I'm currently working on reworking Professor Andrew Ng's "Machine Learning" course assignments from Coursera, and I got stuck in the Logistic Regression portion.

filename = 'data/ex2data1.txt'
data = np.loadtxt(filename, delimiter = ",", unpack = True)

# Data matrices
xtr = np.transpose(np.array(data[:-1]))
ytr = np.transpose(np.array(data[-1:]))

# Initial weights
W = tf.Variable(tf.zeros([2,1], dtype = tf.float64))

# Bias
b = tf.Variable(tf.zeros([1], dtype = tf.float64))

# Cost function
y_ = tf.nn.sigmoid(tf.matmul(xtr,W) + b)

cost = -tf.reduce_mean(ytr*tf.log(y_) + (1-ytr)*tf.log(1-y_))
optimize = tf.train.GradientDescentOptimizer(0.01).minimize(cost)

corr = tf.equal(tf.argmax(ytr,1), tf.argmax(y_,1))
acc = tf.reduce_mean(tf.cast(corr, tf.float64))
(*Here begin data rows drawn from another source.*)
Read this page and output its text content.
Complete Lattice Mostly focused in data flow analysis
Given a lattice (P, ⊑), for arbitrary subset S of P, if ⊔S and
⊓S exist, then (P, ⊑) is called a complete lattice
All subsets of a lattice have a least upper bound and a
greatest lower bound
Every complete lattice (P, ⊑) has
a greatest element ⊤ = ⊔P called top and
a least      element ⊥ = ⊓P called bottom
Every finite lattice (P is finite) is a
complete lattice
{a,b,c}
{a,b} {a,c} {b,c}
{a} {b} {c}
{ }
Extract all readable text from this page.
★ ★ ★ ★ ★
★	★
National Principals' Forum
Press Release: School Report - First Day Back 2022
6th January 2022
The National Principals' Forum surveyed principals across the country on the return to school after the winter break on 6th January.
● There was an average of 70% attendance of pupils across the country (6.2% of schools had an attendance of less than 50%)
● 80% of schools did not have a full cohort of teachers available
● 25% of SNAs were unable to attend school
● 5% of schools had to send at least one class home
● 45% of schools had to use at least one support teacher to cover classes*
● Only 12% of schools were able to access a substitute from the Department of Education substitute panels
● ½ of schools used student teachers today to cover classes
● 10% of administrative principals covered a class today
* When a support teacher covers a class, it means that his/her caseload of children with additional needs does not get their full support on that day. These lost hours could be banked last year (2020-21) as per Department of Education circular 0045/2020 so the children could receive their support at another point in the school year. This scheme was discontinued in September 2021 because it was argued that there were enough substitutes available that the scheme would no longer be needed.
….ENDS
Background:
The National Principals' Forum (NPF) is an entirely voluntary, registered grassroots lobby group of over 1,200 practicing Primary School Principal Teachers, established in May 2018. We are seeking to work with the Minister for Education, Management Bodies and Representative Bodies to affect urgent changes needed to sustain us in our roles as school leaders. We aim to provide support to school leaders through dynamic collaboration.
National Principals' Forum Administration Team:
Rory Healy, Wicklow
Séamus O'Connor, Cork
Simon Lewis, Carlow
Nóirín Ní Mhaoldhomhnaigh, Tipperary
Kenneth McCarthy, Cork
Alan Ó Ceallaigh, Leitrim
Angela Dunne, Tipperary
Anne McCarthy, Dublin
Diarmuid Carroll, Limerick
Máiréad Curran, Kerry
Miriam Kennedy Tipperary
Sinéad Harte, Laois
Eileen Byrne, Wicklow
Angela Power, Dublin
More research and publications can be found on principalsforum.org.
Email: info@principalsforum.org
init = tf.initialize_all_variables()

with tf.Session() as sess:
    sess.run(init)
    print(sess.run(cost))
    for _ in range(3):
        sess.run(optimize)
        print(sess.run(cost))

This produces the answer:

0.69314718056
nan
nan
nan

The first result to the cost function is correct, but the next ones are supposed to be:

3.0133
1.5207
0.7336

and instead I get a bunch of NaN's. I've tried lower learning rates, all to no avail. What am I doing wrong? And is it possible to reproduce this assignment in TensorFlow?

PS: Other python solutions seem to be using scipy.optimize but I have no idea how I would use that with TensorFlow values, and I would like to use only TensorFlow if at all possible.

EDIT: I've also tried putting bias as tf.ones instead of tf.zeros, but it also didn't work.

Your logarithm isn't sanitizing the input. It might very well happen that you have negative input values that quickly NaN any floating number arithmetic.

What I did in Java code that makes heavy use of logs in similar domain:

Check for NaN or Infinity and assume output as zero
If negative input, clip the output to some static number eg. log(1e-5) ~= -11.51
otherwise just take the log

In Java that code looks like this, shouldn't be difficult to translate to tf:

public static double guardedLogarithm(double input) {
    if (Double.isNaN(input) || Double.isInfinite(input)) {
      return 0d;
    } else if (input <= 0d || input <= -0d) {
      // assume a quite low value of log(1e-5) ~= -11.51
      return -10d;
    } else {
      return FastMath.log(input);
    }
  }